- Court: High Court, Chancery Division
- Full case name: Thomas v Times Book Company Limited, Cox and Cleverdon
- Citation: [1966] 1 WLR 911

Court membership
- Judge sitting: Plowman J

Keywords
- Gift

= Thomas v Times Book Co =

Thomas v Times Book Company [1966] 1 WLR 911 is an English law case, in which the legal requirements of making gifts were explored.

==Facts==
On Monday 19 October 1953, writer Dylan Thomas told BBC producer Douglas Cleverdon that he could keep the original manuscript of the play Under Milk Wood – if he could find it. Thomas had lost the manuscript a few days earlier in a London pub, but Cleverdon had made copies. Thomas made the promise to Cleverdon as he handed over three copies in London's Victoria Station, from where Thomas was due to journey to America to promote the play - Thomas suggested a number of likely locations for the manuscript, and a day or two later, Cleverdon successfully found it. Unfortunately Thomas died whilst still abroad. His wife claimed the manuscript back, originally from the Times Book Company who had possession of it. Mr Cleverdon and another party were later added as defendants to the claim.

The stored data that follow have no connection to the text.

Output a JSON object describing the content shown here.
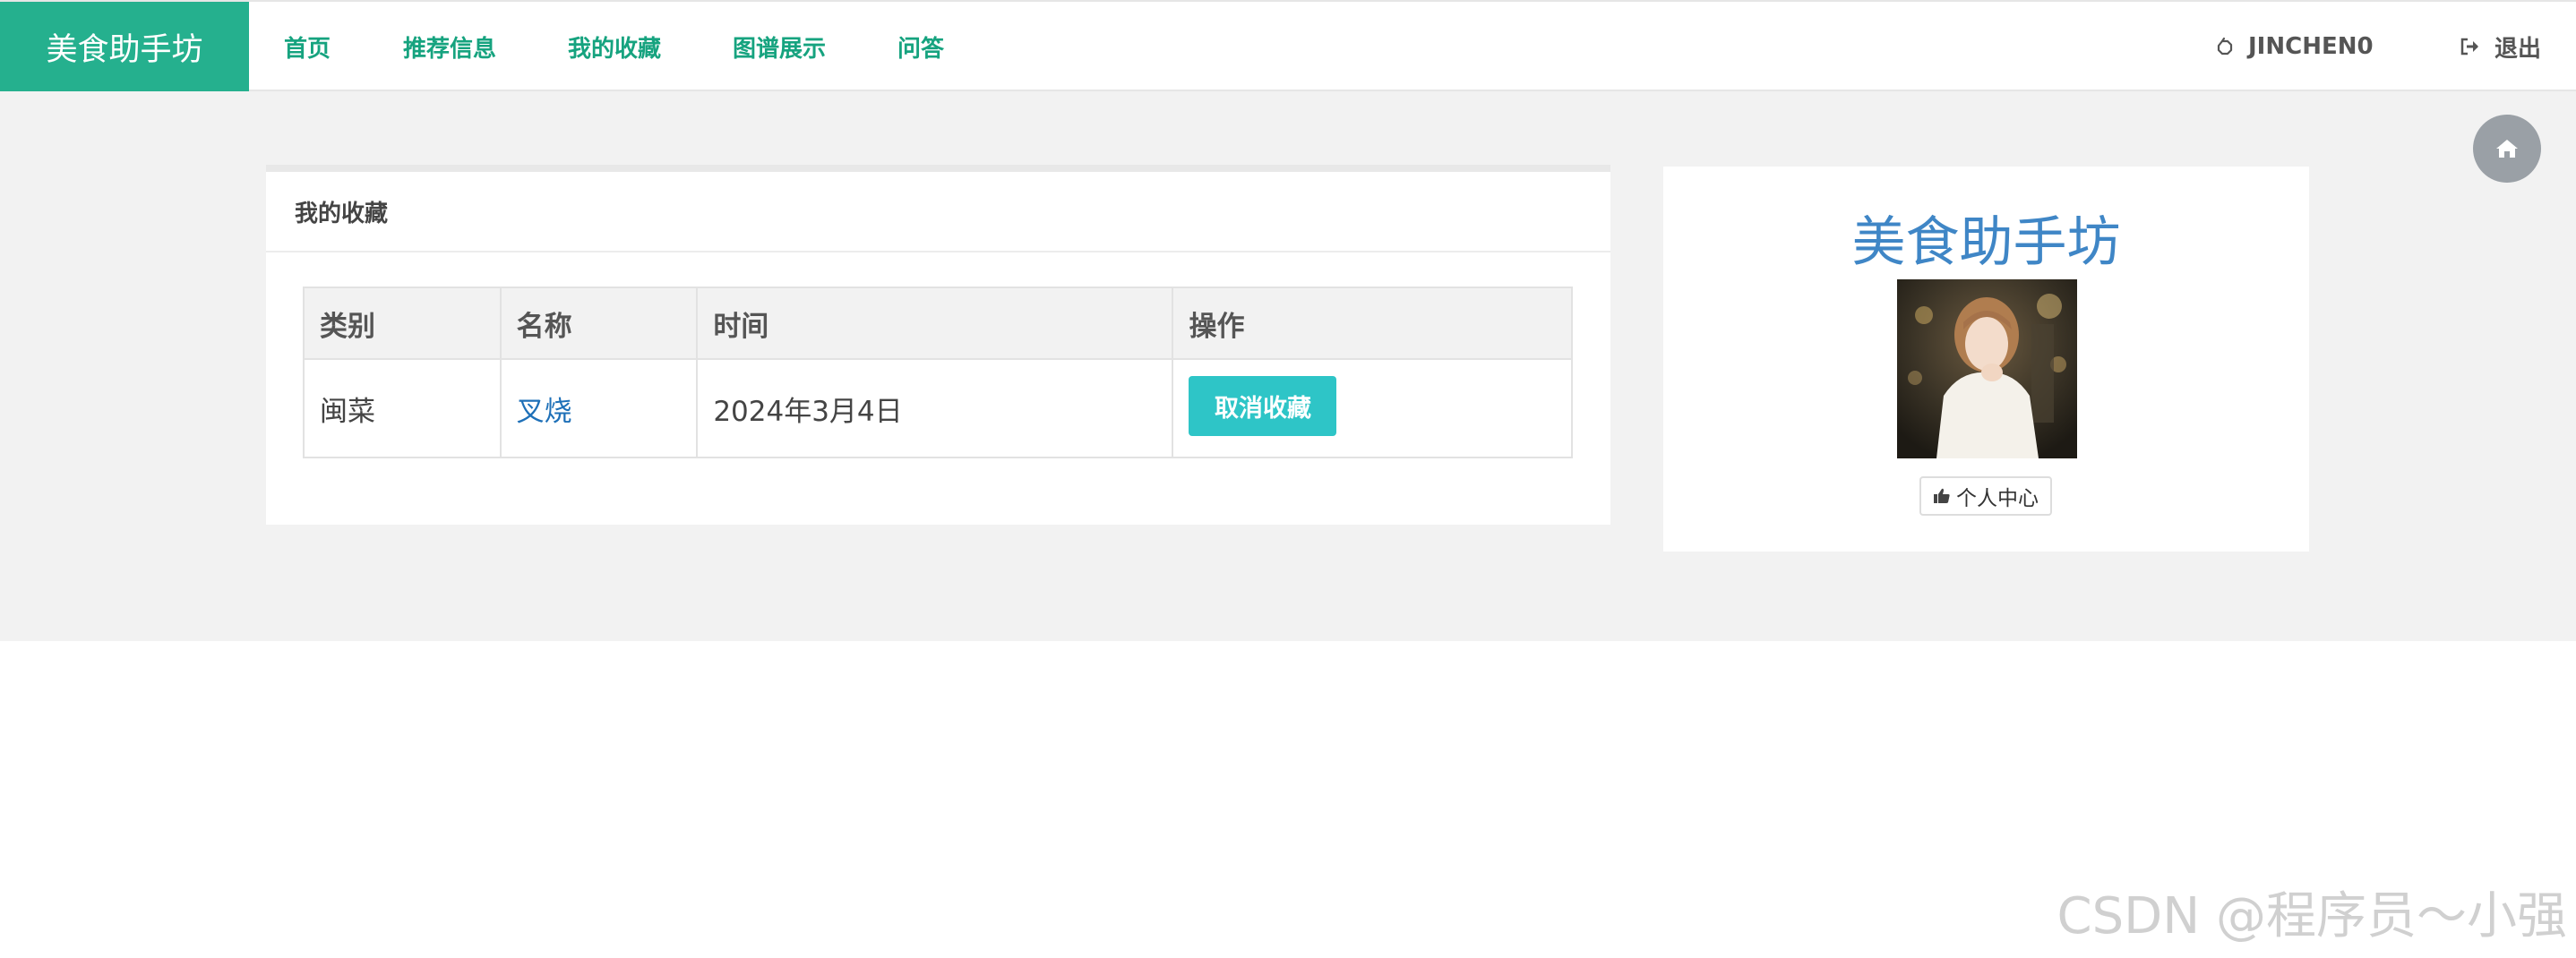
{
  "brand": {
    "title": "美食助手坊",
    "color": "#25b08e"
  },
  "nav": {
    "items": [
      {
        "label": "首页"
      },
      {
        "label": "推荐信息"
      },
      {
        "label": "我的收藏"
      },
      {
        "label": "图谱展示"
      },
      {
        "label": "问答"
      }
    ]
  },
  "user": {
    "username": "JINCHEN0",
    "user_icon": "hand-icon",
    "logout_label": "退出",
    "logout_icon": "sign-out-icon"
  },
  "favorites": {
    "title": "我的收藏",
    "columns": [
      "类别",
      "名称",
      "时间",
      "操作"
    ],
    "rows": [
      {
        "category": "闽菜",
        "name": "叉烧",
        "time": "2024年3月4日",
        "action": "取消收藏"
      }
    ],
    "action_color": "#2ec5c7"
  },
  "profile": {
    "site_title": "美食助手坊",
    "button_label": "个人中心",
    "button_icon": "thumbs-up-icon"
  },
  "home_button": {
    "icon": "home-icon"
  },
  "watermark": "CSDN @程序员～小强"
}
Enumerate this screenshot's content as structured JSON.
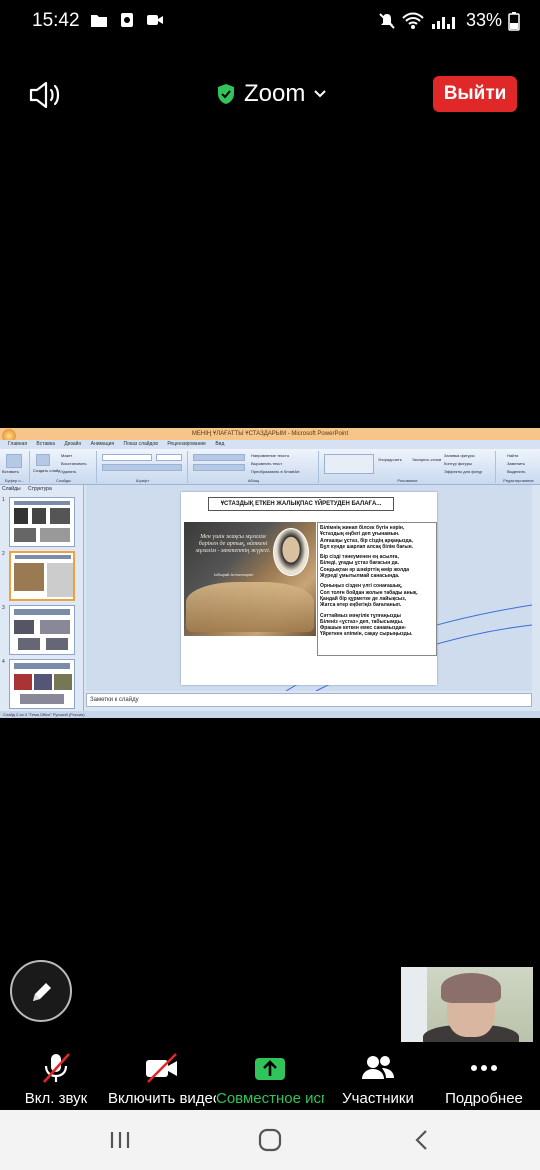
{
  "status_bar": {
    "time": "15:42",
    "battery": "33%",
    "icons": [
      "folder-icon",
      "screen-record-icon",
      "video-icon",
      "mute-icon",
      "wifi-icon",
      "signal-icon",
      "battery-icon"
    ]
  },
  "header": {
    "app_title": "Zoom",
    "leave_label": "Выйти",
    "accent_shield": "#31c45b",
    "leave_color": "#e02828"
  },
  "shared_screen": {
    "window_title": "МЕНІҢ ҰЛАҒАТТЫ ҰСТАЗДАРЫМ - Microsoft PowerPoint",
    "tabs": [
      "Главная",
      "Вставка",
      "Дизайн",
      "Анимация",
      "Показ слайдов",
      "Рецензирование",
      "Вид"
    ],
    "ribbon": {
      "groups": [
        "Буфер о...",
        "Слайды",
        "Шрифт",
        "Абзац",
        "Рисование",
        "Редактирование"
      ],
      "items": [
        "Вставить",
        "Создать слайд",
        "Макет",
        "Восстановить",
        "Удалить",
        "Направление текста",
        "Выровнять текст",
        "Преобразовать в SmartArt",
        "Упорядочить",
        "Экспресс-стили",
        "Заливка фигуры",
        "Контур фигуры",
        "Эффекты для фигур",
        "Найти",
        "Заменить",
        "Выделить"
      ]
    },
    "left_tabs": [
      "Слайды",
      "Структура"
    ],
    "slide_numbers": [
      "1",
      "2",
      "3",
      "4"
    ],
    "slide": {
      "title": "ҰСТАЗДЫҚ ЕТКЕН ЖАЛЫҚПАС  ҮЙРЕТУДЕН БАЛАҒА...",
      "quote": "Мен үшін жақсы мұғалім барінен де артық, өйткені мұғалім - мектептің жүрегі.",
      "quote_author": "Ыбырай Алтынсарин",
      "paragraphs": [
        "Білімнің жинап білсек бүгін нәрін,\nҰстаздың еңбегі деп ұғынамын.\nАлғашқы ұстаз, бір сіздің арқаңызда,\nБұл күнде шарлап алсақ білім бағын.",
        "Бір сізді тәнеуменен ең асылға,\nБіледі, ұғады ұстаз бағасын да.\nСондықтан әр шәкірттің өмір жолда\nЖүреді ұмытылмай санасында.",
        "Орныңыз сізден үлгі сонағашық,\nСол толғн бойдан жолын табады анық.\nҚандай бір құрметке де лайықсыз,\nЖатса өтер еңбегіңіз бағаланып.",
        "Сәттаймыз мәңгілік тұлғаңызды\nБіленіз «ұстаз» деп, табысымды.\nФрашын кеткен емес санамыздан-\nҮйреткен әліпиін, сақау сырыңызды."
      ]
    },
    "notes_placeholder": "Заметки к слайду",
    "status_text": "Слайд 2 из 4    \"Тема Office\"    Русский (Россия)"
  },
  "toolbar": {
    "items": [
      {
        "label": "Вкл. звук",
        "icon": "mic-muted-icon"
      },
      {
        "label": "Включить видео",
        "icon": "video-off-icon"
      },
      {
        "label": "Совместное использование",
        "icon": "share-screen-icon"
      },
      {
        "label": "Участники",
        "icon": "participants-icon"
      },
      {
        "label": "Подробнее",
        "icon": "more-icon"
      }
    ],
    "share_color": "#31c45b",
    "muted_color": "#e02828"
  },
  "navbar": {
    "icons": [
      "recent-apps-icon",
      "home-icon",
      "back-icon"
    ]
  }
}
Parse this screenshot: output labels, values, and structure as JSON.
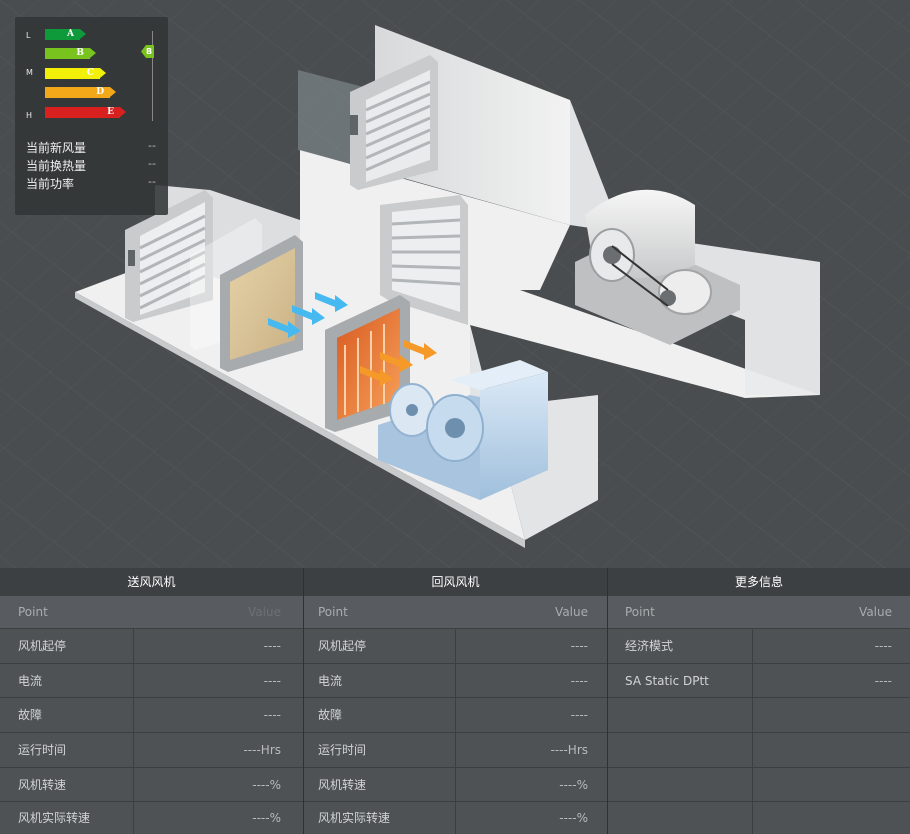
{
  "energy": {
    "levels": [
      "L",
      "M",
      "H"
    ],
    "grades": [
      "A",
      "B",
      "C",
      "D",
      "E"
    ],
    "current_grade": "B",
    "stats": [
      {
        "label": "当前新风量",
        "value": "--"
      },
      {
        "label": "当前换热量",
        "value": "--"
      },
      {
        "label": "当前功率",
        "value": "--"
      }
    ]
  },
  "supply_fan": {
    "title": "送风风机",
    "point_header": "Point",
    "value_header": "Value",
    "rows": [
      {
        "label": "风机起停",
        "value": "----"
      },
      {
        "label": "电流",
        "value": "----"
      },
      {
        "label": "故障",
        "value": "----"
      },
      {
        "label": "运行时间",
        "value": "----Hrs"
      },
      {
        "label": "风机转速",
        "value": "----%"
      },
      {
        "label": "风机实际转速",
        "value": "----%"
      }
    ]
  },
  "return_fan": {
    "title": "回风风机",
    "point_header": "Point",
    "value_header": "Value",
    "rows": [
      {
        "label": "风机起停",
        "value": "----"
      },
      {
        "label": "电流",
        "value": "----"
      },
      {
        "label": "故障",
        "value": "----"
      },
      {
        "label": "运行时间",
        "value": "----Hrs"
      },
      {
        "label": "风机转速",
        "value": "----%"
      },
      {
        "label": "风机实际转速",
        "value": "----%"
      }
    ]
  },
  "more_info": {
    "title": "更多信息",
    "point_header": "Point",
    "value_header": "Value",
    "rows": [
      {
        "label": "经济模式",
        "value": "----"
      },
      {
        "label": "SA Static DPtt",
        "value": "----"
      },
      {
        "label": "",
        "value": ""
      },
      {
        "label": "",
        "value": ""
      },
      {
        "label": "",
        "value": ""
      },
      {
        "label": "",
        "value": ""
      }
    ]
  },
  "colors": {
    "grade_a": "#0e9a3a",
    "grade_b": "#78c31e",
    "grade_c": "#f2ef08",
    "grade_d": "#f3a81a",
    "grade_e": "#d8201f"
  }
}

The overall issue was the question of what is required to make a gift. The judge analysed this into what is required to deduce intention to make a gift, and what is required to make effective delivery of the manuscript as a gift.

==Judgement==
Plowman J found that there was intention to make a gift and there was satisfactory delivery, and therefore a valid gift was made. Because Mr Thomas had told Mr Cleverdon that the manuscript was his to keep, there was intention to make a gift and because Mr Thomas had told Mr Cleverdon where he might find the manuscript, and as Mr Cleverdon succeeded in finding it from one of those locations within two days, there was effective delivery. Although there were evidential difficulties about who said what at a railway station over twelve years before, and one of the parties was now dead, the judge did not dismiss the claim as being out of time. The judge followed the advice of Brett MR in Re Garnett that he should be suspicious of claims made against dead men, as they are unable to argue for themselves, yet need not place any undue "corroborative" burden on the evidence of those still alive. He did however give more weight to Mr Cleverdon's statements than those of Ruthven Todd, whom Mr Thomas met shortly on arriving in America, in finding that Mr Todd's evidence was second hand. The judge accepted Mr Cleverdon's evidence through logical inference. The day after the promise was made at Victoria Station, Mr Cleverdon told his secretary the story, even though Mr Thomas was still alive and due back in a few days. The judge reasoned that Mr Cleverdon would have not lied, as such a lie would have been quickly exposed if, as expected, Mr Thomas had returned safe and well.

==Significance==
Plowman J did not give a wide ratio. It is not clear whether a gift would have been made if Mr Thomas had not listed locations, or if the manuscript was not at those locations, or if it took much longer to find.